How to write to Partial sealed directory

vladimir-cheverdyuk-altium commented 2 years ago

Hi

I'm trying to run a tool from BuildXL that consumes files from some directory and writes new files to the same directory. For what I read, it looks like I have to use partial sealed directory but I can't figure out how to specify that output of that tool should be that partial sealed directory.

For example:

const sealedDir = Transformer.sealPartialDirectory(dir1, globR(dir1));

I cannot specify sealedDir in outputs because it is not compatible. If I try to use sealedDir.root there, then BuildXL got some internal error. If I try to use dir1 in outputs, I got error that dir1 coincides with the sealed directory.

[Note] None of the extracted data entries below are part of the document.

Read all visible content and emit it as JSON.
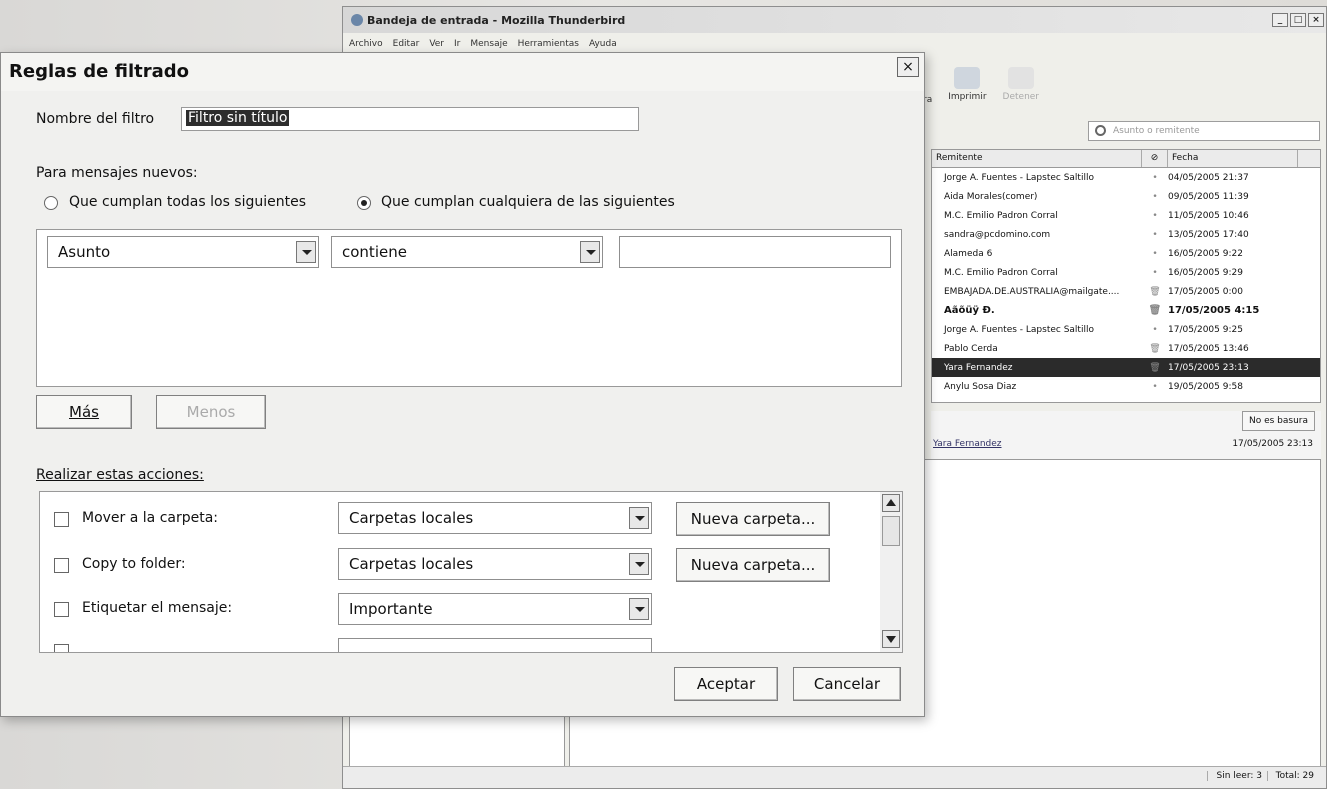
{
  "thunderbird": {
    "title": "Bandeja de entrada - Mozilla Thunderbird",
    "window_controls": [
      "_",
      "□",
      "×"
    ],
    "menu": [
      "Archivo",
      "Editar",
      "Ver",
      "Ir",
      "Mensaje",
      "Herramientas",
      "Ayuda"
    ],
    "toolbar": {
      "left_fragment": "ra",
      "print": "Imprimir",
      "stop": "Detener"
    },
    "search_placeholder": "Asunto o remitente",
    "list_headers": {
      "sender": "Remitente",
      "date": "Fecha"
    },
    "messages": [
      {
        "sender": "Jorge A. Fuentes - Lapstec Saltillo",
        "date": "04/05/2005 21:37"
      },
      {
        "sender": "Aida Morales(comer)",
        "date": "09/05/2005 11:39"
      },
      {
        "sender": "M.C. Emilio Padron Corral",
        "date": "11/05/2005 10:46"
      },
      {
        "sender": "sandra@pcdomino.com",
        "date": "13/05/2005 17:40"
      },
      {
        "sender": "Alameda 6",
        "date": "16/05/2005 9:22"
      },
      {
        "sender": "M.C. Emilio Padron Corral",
        "date": "16/05/2005 9:29"
      },
      {
        "sender": "EMBAJADA.DE.AUSTRALIA@mailgate....",
        "date": "17/05/2005 0:00"
      },
      {
        "sender": "Äãõüÿ Ð.",
        "date": "17/05/2005 4:15"
      },
      {
        "sender": "Jorge A. Fuentes - Lapstec Saltillo",
        "date": "17/05/2005 9:25"
      },
      {
        "sender": "Pablo Cerda",
        "date": "17/05/2005 13:46"
      },
      {
        "sender": "Yara Fernandez",
        "date": "17/05/2005 23:13"
      },
      {
        "sender": "Anylu Sosa Diaz",
        "date": "19/05/2005 9:58"
      }
    ],
    "junk_button": "No es basura",
    "preview_from": "Yara Fernandez",
    "preview_date": "17/05/2005 23:13",
    "status_unread": "Sin leer: 3",
    "status_total": "Total: 29"
  },
  "dialog": {
    "title": "Reglas de filtrado",
    "close": "×",
    "filter_name_label": "Nombre del filtro",
    "filter_name_value": "Filtro sin título",
    "new_messages_label": "Para mensajes nuevos:",
    "radio_all": "Que cumplan todas los siguientes",
    "radio_any": "Que cumplan cualquiera de las siguientes",
    "criterion_field": "Asunto",
    "criterion_op": "contiene",
    "more_button": "Más",
    "less_button": "Menos",
    "actions_label": "Realizar estas acciones:",
    "actions": [
      {
        "label": "Mover a la carpeta:",
        "value": "Carpetas locales",
        "button": "Nueva carpeta..."
      },
      {
        "label": "Copy to folder:",
        "value": "Carpetas locales",
        "button": "Nueva carpeta..."
      },
      {
        "label": "Etiquetar el mensaje:",
        "value": "Importante"
      }
    ],
    "ok_button": "Aceptar",
    "cancel_button": "Cancelar"
  }
}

What is correct way to use it?

Thank you, Vlad

smera commented 2 years ago

Hi Vladimir, For specifying inputs, you can either declare input files individually or use sealed directories. There are different flavors of sealed directories, and for inputs you can either use a full/partial one or source seal directories. At some level all these artifacts (including using individual files) are somewhat equivalent. Going finer-grained, the differences show up around how strict these declarations are (e.g. allowing outputs to be present in the same cone, letting any file be part of a tool sources as long as it is placed under a given cone, etc.). The other aspect of sealed directories vs individual files is that sealed directories allow you to treat all their members as a single entity (the seal directory) that you can reference and pass around. On the other hand, for outputs, you have a similar choice. You either declare the outputs individually (and you can choose whether they are mandatory or optional) or use (sealed) output opaque directories. In your case, if sources and outputs are all intermixed, you can either declare the outputs explicitly or use shared opaque directories, which allows sources to be present in the same cone as well as multiple producers. The main difference between these approaches are

Declaring individual output files will enable BuildXL to apply more static enforcements early in the build (e.g. detecting a double write before it actually happens, or enforcing that a tool is not producing outputs you were not expecting)
Using an opaque directory does not require that you know all the outputs that will be produced upfront (you just need to a root, or set of roots, under which all the output files will be produced). In addition, most of the static validations that BuildXL performs will be turned into dynamic ones. So you'll still get them but they can't be statically predicted anymore and will start depending on execution behavior.

Thanks, Serge

vladimir-cheverdyuk-altium commented 2 years ago

Hi Serge

Thank you for so detailed explanation.

My I ask slightly different question, I have solution in some directory and it contains multiple C++ projects that are located in sub-directories and during compilation each directory will have x64 directory created with intermediate output. I don't really care about that output because actual results will be produced in different directory.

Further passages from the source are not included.